Containment of Bruhat intervals modulo a maximal parabolic subgroup
Susama Agarwala, Colleen Delaney, and Karen Yeats just published a preprint Rado matroids and a graphical calculus for boundaries of Wilson loop diagrams that references some old unpublished notes of mine, done when I was a postdoc of Stéphane Launois at the University of Kent. I’ve uploaded my notes Containment of certain Bruhat intervals modulo a maximal parabolic subgroup in type A in case anyone reading their preprint wants to see them.
The main theorem is as follows.
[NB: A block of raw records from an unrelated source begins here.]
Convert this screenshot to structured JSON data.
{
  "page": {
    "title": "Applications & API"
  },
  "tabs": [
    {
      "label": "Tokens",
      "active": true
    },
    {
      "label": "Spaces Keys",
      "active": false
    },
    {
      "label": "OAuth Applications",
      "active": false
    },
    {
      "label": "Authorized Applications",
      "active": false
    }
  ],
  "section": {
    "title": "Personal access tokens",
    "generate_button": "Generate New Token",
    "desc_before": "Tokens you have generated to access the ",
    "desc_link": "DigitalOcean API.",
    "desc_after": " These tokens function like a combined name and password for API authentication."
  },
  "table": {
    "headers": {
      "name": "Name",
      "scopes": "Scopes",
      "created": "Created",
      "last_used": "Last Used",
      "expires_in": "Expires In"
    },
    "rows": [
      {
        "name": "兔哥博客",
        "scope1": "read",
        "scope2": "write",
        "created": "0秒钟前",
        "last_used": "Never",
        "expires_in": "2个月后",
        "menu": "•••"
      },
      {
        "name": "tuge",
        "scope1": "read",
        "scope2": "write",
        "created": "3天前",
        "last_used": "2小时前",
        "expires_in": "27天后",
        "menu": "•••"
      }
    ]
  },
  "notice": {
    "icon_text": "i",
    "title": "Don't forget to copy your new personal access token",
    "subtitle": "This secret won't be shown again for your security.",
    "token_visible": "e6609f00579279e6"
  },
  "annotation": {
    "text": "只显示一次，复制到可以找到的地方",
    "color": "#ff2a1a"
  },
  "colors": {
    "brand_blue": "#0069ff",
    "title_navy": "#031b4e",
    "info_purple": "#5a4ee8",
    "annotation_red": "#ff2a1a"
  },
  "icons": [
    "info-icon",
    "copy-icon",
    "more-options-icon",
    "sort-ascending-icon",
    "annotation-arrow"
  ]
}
Let \(W\) be the Weyl group of type A and \(W_I\) the maximal parabolic subgroup generated by all standard generators except one. Each coset \(xW_I\) has a unique minimal length coset representative \(\bar{x}\). Then, using \(\leqslant\) for the Bruhat order and \([a, b]\) to denote the Bruhat interval \(\{c \in W : a\leqslant c \leqslant b\}\), for \(x, q, w, y \in W\) such that \(q \leqslant \bar{x}\) and \(y \leqslant \bar{w}\) we have \([q, \bar{x}]W_I \subseteq [y, \bar{w}]W_I\) if and only if there exists \(z \in W_I\) such that \(\bar{x}z \leqslant \bar{w}\) and \(q z \geqslant y\).
Incidentally, you can see the arXiv’s html version of their preprint here. Most of the latex-html conversion works fine, but it doesn’t every try to translate the tikz pictures.